To: DownSouth who wrote (37083)12/27/2000 4:29:34 PM
From: GuinnessGuy  Read Replies (2) | Respond to of 54805
 
Downsouth,

RE: "Craig, if you have RTFM, read it again. You're not getting it.

Sorry mate, don't understand the reference to RTFM. Your help would be appreciated.

"Taking your statement to the extreme, one would buy the company with a 1% marketshare rather than the company with a 99% marketshare because the former has more growth potential. I don't think so."

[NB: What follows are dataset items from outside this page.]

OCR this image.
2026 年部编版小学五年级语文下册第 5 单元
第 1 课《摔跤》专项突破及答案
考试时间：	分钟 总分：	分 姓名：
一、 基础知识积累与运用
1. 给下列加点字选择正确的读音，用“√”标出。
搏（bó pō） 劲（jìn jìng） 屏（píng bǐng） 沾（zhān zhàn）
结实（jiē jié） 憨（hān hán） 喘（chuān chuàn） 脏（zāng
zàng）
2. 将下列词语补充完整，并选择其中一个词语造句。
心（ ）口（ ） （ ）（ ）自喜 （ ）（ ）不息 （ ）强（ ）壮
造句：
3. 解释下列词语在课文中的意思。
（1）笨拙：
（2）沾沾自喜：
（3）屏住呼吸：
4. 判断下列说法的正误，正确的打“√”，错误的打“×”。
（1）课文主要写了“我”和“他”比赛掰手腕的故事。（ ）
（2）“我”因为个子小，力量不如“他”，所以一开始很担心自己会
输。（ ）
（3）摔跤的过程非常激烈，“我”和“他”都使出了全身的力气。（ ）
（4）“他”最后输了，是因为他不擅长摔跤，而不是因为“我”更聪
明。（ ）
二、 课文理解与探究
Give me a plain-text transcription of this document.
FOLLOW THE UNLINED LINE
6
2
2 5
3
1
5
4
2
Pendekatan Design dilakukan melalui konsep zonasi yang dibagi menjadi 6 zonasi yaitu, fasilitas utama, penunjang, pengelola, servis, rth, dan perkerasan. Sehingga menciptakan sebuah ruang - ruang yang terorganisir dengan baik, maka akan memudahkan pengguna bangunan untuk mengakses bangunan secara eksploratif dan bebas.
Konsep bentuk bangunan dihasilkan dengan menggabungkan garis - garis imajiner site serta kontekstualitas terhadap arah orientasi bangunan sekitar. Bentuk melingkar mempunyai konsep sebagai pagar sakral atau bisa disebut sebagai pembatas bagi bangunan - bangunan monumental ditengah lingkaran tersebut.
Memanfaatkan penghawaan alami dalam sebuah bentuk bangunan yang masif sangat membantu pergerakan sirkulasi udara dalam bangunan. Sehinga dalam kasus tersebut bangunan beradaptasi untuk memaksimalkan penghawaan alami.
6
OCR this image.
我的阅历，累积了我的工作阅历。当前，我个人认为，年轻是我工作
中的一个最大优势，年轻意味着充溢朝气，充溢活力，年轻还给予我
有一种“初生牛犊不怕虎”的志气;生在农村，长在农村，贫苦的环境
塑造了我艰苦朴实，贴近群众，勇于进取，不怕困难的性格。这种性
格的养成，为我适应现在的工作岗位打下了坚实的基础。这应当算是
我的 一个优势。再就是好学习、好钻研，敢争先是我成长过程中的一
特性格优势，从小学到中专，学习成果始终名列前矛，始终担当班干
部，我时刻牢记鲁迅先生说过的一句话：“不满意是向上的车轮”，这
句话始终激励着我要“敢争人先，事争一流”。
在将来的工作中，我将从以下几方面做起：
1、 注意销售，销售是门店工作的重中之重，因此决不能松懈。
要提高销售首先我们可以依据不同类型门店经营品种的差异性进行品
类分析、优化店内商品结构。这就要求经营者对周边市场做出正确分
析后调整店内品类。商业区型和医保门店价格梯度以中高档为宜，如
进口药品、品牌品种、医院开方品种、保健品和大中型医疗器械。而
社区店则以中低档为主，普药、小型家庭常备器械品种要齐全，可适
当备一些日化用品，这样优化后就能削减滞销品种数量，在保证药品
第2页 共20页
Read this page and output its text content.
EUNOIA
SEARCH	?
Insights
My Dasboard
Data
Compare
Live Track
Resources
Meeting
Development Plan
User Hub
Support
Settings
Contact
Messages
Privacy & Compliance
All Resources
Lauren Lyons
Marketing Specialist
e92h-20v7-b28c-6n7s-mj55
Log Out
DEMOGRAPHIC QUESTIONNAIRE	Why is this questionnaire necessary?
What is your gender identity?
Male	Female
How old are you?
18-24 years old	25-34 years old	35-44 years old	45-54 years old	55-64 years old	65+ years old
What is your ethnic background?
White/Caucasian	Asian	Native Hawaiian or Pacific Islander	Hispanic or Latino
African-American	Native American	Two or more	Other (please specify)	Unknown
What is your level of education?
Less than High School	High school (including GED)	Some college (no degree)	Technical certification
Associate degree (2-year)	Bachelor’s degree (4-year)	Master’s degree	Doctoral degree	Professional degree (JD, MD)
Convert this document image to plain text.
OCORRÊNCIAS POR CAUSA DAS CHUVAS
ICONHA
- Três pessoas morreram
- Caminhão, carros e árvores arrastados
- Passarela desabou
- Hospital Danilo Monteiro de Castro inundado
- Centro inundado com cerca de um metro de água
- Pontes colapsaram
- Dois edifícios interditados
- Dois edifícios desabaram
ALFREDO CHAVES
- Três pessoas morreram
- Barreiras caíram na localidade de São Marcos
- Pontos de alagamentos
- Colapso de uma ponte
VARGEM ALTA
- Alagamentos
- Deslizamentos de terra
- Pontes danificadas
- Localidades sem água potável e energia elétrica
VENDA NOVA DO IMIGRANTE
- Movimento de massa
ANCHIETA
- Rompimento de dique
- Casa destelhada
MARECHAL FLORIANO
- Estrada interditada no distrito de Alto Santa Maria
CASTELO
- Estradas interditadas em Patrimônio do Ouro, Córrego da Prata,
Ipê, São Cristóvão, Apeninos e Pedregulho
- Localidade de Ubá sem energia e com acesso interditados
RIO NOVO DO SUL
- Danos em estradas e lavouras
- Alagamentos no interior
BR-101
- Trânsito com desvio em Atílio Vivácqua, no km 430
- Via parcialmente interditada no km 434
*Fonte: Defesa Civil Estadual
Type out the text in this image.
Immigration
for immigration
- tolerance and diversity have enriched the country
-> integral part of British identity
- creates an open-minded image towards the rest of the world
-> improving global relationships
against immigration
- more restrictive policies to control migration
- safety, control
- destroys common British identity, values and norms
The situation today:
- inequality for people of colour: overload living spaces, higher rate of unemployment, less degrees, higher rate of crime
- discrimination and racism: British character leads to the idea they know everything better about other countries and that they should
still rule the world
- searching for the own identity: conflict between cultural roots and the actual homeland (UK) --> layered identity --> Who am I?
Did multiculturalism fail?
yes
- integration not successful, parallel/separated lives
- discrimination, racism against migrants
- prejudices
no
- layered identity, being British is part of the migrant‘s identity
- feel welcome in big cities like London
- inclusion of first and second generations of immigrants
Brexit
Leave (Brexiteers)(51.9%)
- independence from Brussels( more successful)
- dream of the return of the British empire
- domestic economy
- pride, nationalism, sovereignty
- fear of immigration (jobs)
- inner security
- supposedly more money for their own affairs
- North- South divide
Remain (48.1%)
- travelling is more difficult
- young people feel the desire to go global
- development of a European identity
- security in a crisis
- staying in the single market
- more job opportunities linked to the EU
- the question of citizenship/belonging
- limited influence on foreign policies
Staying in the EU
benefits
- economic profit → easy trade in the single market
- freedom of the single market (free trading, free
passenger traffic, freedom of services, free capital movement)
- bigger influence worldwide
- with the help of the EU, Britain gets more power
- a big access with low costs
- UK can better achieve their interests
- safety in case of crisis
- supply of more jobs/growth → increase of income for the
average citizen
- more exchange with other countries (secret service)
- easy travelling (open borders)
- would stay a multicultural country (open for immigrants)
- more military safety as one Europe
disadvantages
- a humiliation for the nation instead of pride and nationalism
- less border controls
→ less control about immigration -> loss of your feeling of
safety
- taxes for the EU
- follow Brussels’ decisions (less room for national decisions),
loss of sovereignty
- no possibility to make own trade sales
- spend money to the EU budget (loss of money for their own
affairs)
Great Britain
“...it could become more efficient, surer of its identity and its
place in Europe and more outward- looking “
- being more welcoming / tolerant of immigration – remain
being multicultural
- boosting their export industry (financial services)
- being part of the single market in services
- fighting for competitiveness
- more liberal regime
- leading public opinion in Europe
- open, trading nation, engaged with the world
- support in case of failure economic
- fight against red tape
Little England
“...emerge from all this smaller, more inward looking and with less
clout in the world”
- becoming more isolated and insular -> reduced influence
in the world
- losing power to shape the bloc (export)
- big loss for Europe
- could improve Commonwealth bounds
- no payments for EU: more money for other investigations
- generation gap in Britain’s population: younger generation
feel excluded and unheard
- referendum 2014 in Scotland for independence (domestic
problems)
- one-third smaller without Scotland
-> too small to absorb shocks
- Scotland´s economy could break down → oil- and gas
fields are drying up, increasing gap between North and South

Low market share is a potential advantage, not a rule for buying...by any means. There is much more involved here, especially in a simian match-up. You take me too literally. For me to favor a low market share company I have to see some attributes in that company that makes me believe that they have a good shot at building market share. Again, would you have rather owned Dell or CPQ back at the beginning of that tornado? Would you have rather owned SUNW or the King, HWP, back in the early server/workstation days. Would you rather have owned Oracle or Relational Technology back in the early relational database days?

Some of the logic I'm employing here, ironically enough, was reiterated in the Motely Fools today:

fool.com

Interesting that you don't believe pricing power is generally more in the hands of market leaders. That leads me to believe that you think the converse is true. That is, that the pricing power more belongs in the hands of those without dominant market share. I like to hear the logic behind that, 'cause frankly I don't get it.

"Other factors are as important as market share, such as switching costs, barriers to entry, and market demand for the produts. Any one of these factors can control the pricing power of the dominant provider."

Very true statement, but then again, these are factors that lead to market dominance in the first place, no?

Specifically in terms of BRCD vs et al, you no longer have a "switching cost" component(due to BRCD's routing protocol becoming part of the open standard). The "barriers to entry" component is also shot down, IMO, since there are now four viable competing companies. The third component, product demand(vs supply) isn't a problem that I've heard(i.e. - no component shortages). And really, doesn't the "barriers to entry component" give pricing power across the spectrum of competitors, so it really isn't relevant to any one company relative to the others.